Bisnis.com, JAKARTA – Nilai rupiah yang berisiko terimbas kebijakan tapering off Amerika Serikat hampir pasti turut berdampak pada aktivitas produksi industri di dalam negeri.
Risiko ini menyebabkan pelaku industri harus menyiapkan modal lebih besar untuk produksi jika bahan baku yang diperlukan berasal dari luar negeri.
“Risiko tapering off terhadap kenaikan bahan baku sangat ada dan akan sangat menyulitkan pelaku usaha nasional bila terjadi. Ini bukan hanya masalah kehilangan daya saing ekspor, tetapi juga pada masalah pembiayaan operasional,” kata Koordinator Wakil Ketua Umum III Kamar Dagang dan Industri (Kadin) Indonesia bidang Maritim, Investasi, dan Luar Negeri Shinta W. Kamdani, Jumat (20/8/2021).
Shinta menjelaskan pelaku usaha sudah merasakan kenaikan harga bahan baku dan penolong, imbas dari disrupsi pandemi terhadap kelancaran pasokan dan logistik. Jika situasi ini ditambah dengan pelemahan nilai rupiah, pelaku usaha akan makin terbebani.
“Terutama di sisi manufaktur untuk produksi karena saat ini pun pelaku usaha masih membukukan kerugian operasi karena kontraksi permintaan pasar,” tambahnya.
Karena itu, dia berharap pemerintah dapat mengambil langkah intervensi kebijakan agar nilai tukar bisa tetap stabil demi mendukung pemulihan. Dia memperkirakan impor akan makin tinggi jika pemulihan sesuai harapan.
Baca Juga
Terlepas dari kekhawatiran tersebut, Shinta memperkirakan dampak tapering off tidak akan seburuk 2013. Pelaku usaha melihat bahwa Bank Indonesia dan Kementerian Keuangan lebih proaktif dalam menyiapkan antisipasi.
“Karena itu kami tidak terlalu khawatir pada saat ini. Kami yakin pemerintah sudah siap untuk melakukan intervensi yang dibutuhkan agar nilai tukar bisa tetap stabil meskipun terjadi tapering nantinya,” kata dia.
Ketua Umum Badan Pengurus Pusat (BPP) Gabungan Importir Nasional Seluruh Indonesia (GINSI) Subandi mengatakan pelaku usaha belum menyiapkan antisipasi. Dia mengatakan fluktuasi nilai tukar adalah hal yang lumrah di tengah ketidakpastian pandemi.

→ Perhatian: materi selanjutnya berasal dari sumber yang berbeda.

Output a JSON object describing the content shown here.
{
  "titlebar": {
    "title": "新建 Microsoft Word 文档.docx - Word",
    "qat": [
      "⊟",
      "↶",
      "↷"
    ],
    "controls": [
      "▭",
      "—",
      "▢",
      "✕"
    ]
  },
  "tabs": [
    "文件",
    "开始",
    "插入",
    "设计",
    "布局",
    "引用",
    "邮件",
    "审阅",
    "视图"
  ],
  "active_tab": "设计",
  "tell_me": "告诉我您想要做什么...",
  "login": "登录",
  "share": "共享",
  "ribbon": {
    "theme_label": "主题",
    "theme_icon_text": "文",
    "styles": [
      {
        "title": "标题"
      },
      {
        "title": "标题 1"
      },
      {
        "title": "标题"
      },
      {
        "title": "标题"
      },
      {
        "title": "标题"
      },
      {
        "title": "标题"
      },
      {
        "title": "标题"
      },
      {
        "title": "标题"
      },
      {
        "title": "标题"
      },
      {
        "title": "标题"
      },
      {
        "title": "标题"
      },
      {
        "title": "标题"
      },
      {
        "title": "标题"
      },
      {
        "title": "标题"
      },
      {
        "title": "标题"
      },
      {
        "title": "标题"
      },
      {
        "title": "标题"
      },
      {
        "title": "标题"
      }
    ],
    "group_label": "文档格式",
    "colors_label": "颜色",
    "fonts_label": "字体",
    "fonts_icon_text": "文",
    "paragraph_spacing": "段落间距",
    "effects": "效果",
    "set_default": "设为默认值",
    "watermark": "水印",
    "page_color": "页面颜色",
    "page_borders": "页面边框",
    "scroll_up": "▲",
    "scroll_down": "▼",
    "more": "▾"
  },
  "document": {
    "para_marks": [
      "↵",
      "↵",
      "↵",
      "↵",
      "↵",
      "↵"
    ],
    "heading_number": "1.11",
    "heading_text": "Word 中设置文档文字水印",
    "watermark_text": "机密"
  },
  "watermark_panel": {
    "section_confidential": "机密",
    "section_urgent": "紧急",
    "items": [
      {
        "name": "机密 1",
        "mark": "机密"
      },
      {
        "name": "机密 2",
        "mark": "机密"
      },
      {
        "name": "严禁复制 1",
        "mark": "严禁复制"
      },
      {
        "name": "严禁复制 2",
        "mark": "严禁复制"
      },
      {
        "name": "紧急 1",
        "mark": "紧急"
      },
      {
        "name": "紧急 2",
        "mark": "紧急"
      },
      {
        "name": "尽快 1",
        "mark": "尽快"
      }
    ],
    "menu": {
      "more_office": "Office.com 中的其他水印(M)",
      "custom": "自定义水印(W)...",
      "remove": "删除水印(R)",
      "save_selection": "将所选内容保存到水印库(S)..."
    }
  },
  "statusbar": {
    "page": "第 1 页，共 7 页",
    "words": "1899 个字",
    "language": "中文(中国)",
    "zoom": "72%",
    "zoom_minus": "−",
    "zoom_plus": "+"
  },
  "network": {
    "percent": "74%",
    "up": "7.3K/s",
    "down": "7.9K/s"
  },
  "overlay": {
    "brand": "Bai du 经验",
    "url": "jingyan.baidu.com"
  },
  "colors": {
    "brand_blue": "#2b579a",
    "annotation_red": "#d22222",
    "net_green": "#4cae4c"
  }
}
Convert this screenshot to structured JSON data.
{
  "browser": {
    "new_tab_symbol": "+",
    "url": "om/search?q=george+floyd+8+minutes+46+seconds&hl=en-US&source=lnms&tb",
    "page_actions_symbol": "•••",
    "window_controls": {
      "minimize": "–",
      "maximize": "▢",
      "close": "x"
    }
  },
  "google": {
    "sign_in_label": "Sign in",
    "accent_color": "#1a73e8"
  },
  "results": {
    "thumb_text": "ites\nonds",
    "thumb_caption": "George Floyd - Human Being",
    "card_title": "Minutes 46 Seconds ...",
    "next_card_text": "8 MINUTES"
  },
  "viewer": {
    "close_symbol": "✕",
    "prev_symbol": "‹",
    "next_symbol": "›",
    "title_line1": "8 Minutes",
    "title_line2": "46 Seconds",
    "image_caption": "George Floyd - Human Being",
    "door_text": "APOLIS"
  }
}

“Importir yang sudah membuat nota kesepahaman dengan harga yang sudah ditetapkan akan langsung mengeksekusi. Sementara yang belum membuat kesepakatan pembelian akan menghitung ulang apakah masih mungkin pembelian dilakukan dengan nilai baru,” kata Subandi.
Dia menjelaskan bahwa nilai tukar yang terdepresiasi terlalu dalam bakal mengganggu harga jual produk. Dalam situasi tersebut, produsen biasanya akan meninjau ulang pembelian atau memilih mempersempit margin.
“Opsi terakhir adalah menaikkan harga jika margin yang sudah dipersempit belum menutup biaya produksi yang naik akibat kenaikan harga,” katanya.